School of Agriculture, Massey University, Palmerston North, New Zealand.
PLoS One. 2018 Mar 21;13(3):e0194683. doi: 10.1371/journal.pone.0194683. eCollection 2018.
Genomic prediction exploits single nucleotide polymorphisms (SNPs) across the whole genome for predicting genetic merit of selection candidates. In most models for genomic prediction, e.g. BayesA, B, C, R and GBLUP, independence of SNP effects is assumed. However, SNP effects are expected to be locally dependent given the presence of a nearby QTL because SNPs surrounding the QTL do not segregate independently. A consequence of ignoring this dependence is that SNPs with small effects may be overly shrunk, e.g. effects from markers with high minor allele frequencies (MAF) that flank QTL with low MAF. A nested mixture model (BayesN) is developed to account for the dependence of effects of SNPs that are closely linked, where the effects of SNPs in every non-overlapping genomic window a priori follow a point mass at zero for all SNPs or a mixture of some SNPs with nonzero effects and others with zero effects. It can be regarded as a parsimonious alternative to the existing antedependence model, antiBayesB, which allow a nonstationary dependence of SNP effects. Illumina 777K BovineHD genotypes from 948 Angus cattle were used to simulate 5,000 offspring, with 4,000 used for training and 1,000 for validation. Scenarios with 300 common (MAF > 0.05) or rare (MAF < 0.05) QTL randomly selected from segregating SNPs were replicated 8 times. SNPs corresponding to QTL were masked from a 600k panel comprising SNPs with MAF > 0.05 or a 50k evenly spaced subset of these. Compared with BayesB and a modified antiBayesB, BayesN improved the accuracy of prediction up to 2.0% with 50k SNPs and up to 7.0% with 600k SNPs, most improvements occurring in the rare QTL scenario. Computing time was reduced up to 60% with 50k SNPs and up to 75% with 600k SNPs. BayesN is an accurate and computationally efficient method for genomic prediction with whole-genome SNPs, especially for traits with rare QTL.

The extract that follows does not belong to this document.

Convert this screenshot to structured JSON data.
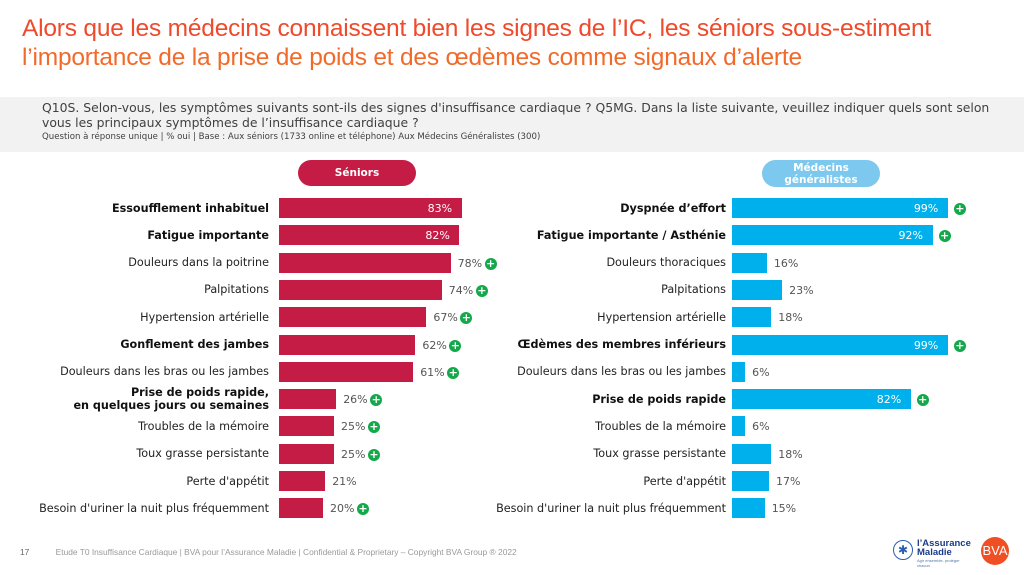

基因组预测利用整个基因组中的单核苷酸多态性(SNP)来预测选择对象的遗传优势。在大多数基因组预测模型中,例如 BayesA、B、C、R 和 GBLUP,假设 SNP 效应是独立的。然而,由于存在附近的 QTL,SNP 效应预计是局部相关的,因为 QTL 周围的 SNP 不会独立分离。忽略这种相关性的后果是,具有小效应的 SNP 可能会被过度收缩,例如来自具有低 MAF 的标记的效应,这些标记侧翼的 QTL 具有低 MAF。开发嵌套混合模型(BayesN)来解释紧密连锁 SNP 效应的依赖性,其中每个非重叠基因组窗口中 SNP 的效应先验地对于所有 SNP 都遵循零的点质量,或者对于具有非零效应的一些 SNP 和具有零效应的其他 SNP 的混合物。它可以被视为现有相依模型 antiBayesB 的一种简约替代方案,后者允许 SNP 效应的非平稳相关性。使用来自 948 头安格斯牛的 Illumina 777K BovineHD 基因型模拟了 5000 头后代,其中 4000 头用于训练,1000 头用于验证。从分离的 SNP 中随机选择 300 个常见(MAF > 0.05)或罕见(MAF < 0.05)QTL 的场景重复了 8 次。对应于 QTL 的 SNP 从包含 MAF > 0.05 的 600k 面板或这些 SNP 的 50k 均匀间隔子集的 SNP 中屏蔽。与 BayesB 和修改后的 antiBayesB 相比,BayesN 提高了预测的准确性,使用 50k SNP 提高了高达 2.0%,使用 600k SNP 提高了高达 7.0%,大多数改进发生在罕见 QTL 场景中。使用 50k SNP 时计算时间减少了高达 60%,使用 600k SNP 时计算时间减少了高达 75%。BayesN 是一种准确且计算效率高的全基因组 SNP 基因组预测方法,特别是对于具有罕见 QTL 的性状。